Injective has introduced a new CLI skill that allows network interaction via AI agents directly in the terminal. Developers can use the tool to query chain data, send transactions, manage keys, and perform other on-chain tasks from the terminal.
The new skill will target developers who are creating dApps, automation tools, and other infrastructure on Injective. It gives them a simpler way to handle routine blockchain tasks without stopping to search for commands each time.
The process begins with setting up the Injective CLI for local use. From there, developers can point the tool to their preferred network configuration and use the CLI for queries, transactions, and key management. Injective provides default endpoints for both mainnet and testnet, together with the chain IDs used for each network. That gives builders a fixed structure for integrating the CLI into repeatable agent-driven tasks.
Also, the release standardizes wallet and client behavior. The network stores configuration files and key material in a local home directory unless a user selects a different path. It reads endpoint and chain ID values from the local client configuration file, which helps keep terminal activity aligned with the selected environment.
Late last month, Injective launched a new Build page that brings together code examples, video tutorials, technical guides, AI coding resources, and developer toolkits in one place. CNF reported that the update helps teams build onchain economies faster while using Injective’s Layer 1 infrastructure.
Injective uses a passphrase-protected file keyring by default, which adds a layer of security for wallet access. It also limits the waiting time for key-related actions, so terminal sessions do not stall during passphrase prompts. For local testing, users can choose a backend that removes passphrase prompts, although that option is intended for temporary workflows rather than secure production use.

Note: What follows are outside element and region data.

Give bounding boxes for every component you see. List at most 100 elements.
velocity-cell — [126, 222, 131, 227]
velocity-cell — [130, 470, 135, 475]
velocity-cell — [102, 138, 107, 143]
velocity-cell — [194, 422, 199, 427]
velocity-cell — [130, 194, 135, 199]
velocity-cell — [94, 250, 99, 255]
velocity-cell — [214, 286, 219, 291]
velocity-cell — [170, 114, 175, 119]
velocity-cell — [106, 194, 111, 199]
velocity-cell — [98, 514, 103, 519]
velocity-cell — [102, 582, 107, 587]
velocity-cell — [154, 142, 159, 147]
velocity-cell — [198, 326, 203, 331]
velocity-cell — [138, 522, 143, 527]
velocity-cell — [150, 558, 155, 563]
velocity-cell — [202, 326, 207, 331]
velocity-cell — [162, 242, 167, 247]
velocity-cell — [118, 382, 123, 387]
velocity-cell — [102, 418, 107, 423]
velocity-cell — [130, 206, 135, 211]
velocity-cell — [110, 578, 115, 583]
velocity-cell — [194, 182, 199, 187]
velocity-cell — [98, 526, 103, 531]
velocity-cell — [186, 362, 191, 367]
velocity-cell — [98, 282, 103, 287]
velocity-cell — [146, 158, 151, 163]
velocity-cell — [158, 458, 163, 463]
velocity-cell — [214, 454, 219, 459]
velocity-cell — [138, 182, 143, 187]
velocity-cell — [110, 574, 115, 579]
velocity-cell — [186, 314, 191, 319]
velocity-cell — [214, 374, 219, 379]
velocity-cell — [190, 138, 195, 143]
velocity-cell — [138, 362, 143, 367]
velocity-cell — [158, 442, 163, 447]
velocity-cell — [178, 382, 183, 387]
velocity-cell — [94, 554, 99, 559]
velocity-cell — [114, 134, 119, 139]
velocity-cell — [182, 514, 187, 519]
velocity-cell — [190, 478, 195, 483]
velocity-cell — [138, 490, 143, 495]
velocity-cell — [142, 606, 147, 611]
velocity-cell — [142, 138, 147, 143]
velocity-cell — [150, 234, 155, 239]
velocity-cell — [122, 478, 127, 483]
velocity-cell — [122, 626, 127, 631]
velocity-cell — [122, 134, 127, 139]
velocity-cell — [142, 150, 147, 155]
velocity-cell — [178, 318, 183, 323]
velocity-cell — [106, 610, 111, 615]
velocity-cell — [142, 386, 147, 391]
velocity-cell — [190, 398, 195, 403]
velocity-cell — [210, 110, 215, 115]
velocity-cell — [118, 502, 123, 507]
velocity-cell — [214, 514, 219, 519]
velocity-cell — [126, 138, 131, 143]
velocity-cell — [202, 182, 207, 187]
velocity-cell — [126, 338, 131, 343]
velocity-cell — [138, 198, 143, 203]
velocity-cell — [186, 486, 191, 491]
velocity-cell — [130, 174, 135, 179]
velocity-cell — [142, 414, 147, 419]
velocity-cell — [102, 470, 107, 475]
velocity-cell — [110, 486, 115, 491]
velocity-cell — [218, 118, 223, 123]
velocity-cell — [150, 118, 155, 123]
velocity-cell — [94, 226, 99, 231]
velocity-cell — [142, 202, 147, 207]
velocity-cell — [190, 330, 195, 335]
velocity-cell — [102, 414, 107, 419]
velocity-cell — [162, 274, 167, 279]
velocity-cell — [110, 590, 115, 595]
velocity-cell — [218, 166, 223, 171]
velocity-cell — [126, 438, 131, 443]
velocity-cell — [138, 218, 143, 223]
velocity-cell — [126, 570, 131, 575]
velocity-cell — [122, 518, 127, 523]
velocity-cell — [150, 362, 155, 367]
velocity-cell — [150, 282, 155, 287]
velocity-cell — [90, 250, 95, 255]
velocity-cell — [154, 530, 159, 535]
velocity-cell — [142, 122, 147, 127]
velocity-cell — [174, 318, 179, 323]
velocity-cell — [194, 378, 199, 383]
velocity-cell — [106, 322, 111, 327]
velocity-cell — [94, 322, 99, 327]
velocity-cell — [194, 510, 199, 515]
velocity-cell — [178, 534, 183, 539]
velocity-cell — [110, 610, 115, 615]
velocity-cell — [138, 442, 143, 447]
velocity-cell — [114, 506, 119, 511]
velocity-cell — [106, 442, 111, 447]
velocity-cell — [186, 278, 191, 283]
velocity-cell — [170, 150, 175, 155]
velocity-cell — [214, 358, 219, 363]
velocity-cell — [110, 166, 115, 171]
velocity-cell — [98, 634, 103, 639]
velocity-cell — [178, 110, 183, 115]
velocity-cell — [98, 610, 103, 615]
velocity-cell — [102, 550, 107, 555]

For transaction handling, the update recommends automatic gas estimation, a gas adjustment multiplier, and a defined gas price. The tool also lets users bypass manual confirmation when submitting transactions.
After submission, the transaction status can be checked through a follow-up query using the transaction hash, which keeps execution and verification within the same CLI workflow. For Ledger-based transactions, Injective provides a dedicated signing format for hardware wallet users.
The new CLI skill expands Injective’s developer tooling as the network continues to build around AI-linked blockchain use cases. With this release, developers gain a more direct way to connect terminal commands, automation, and onchain execution in a single workflow.
Previously, we covered that Korea University launched an enterprise validator on Injective through its Blockchain Research Institute, with 369,809 INJ staked at launch.
Over the last 24 hours, INJ price rose 1.57% to $3.05 after climbing above $3.12 during the previous session, then fell slightly. Trading volume also increased 12.76% to $63.04 million, pointing to stronger market activity.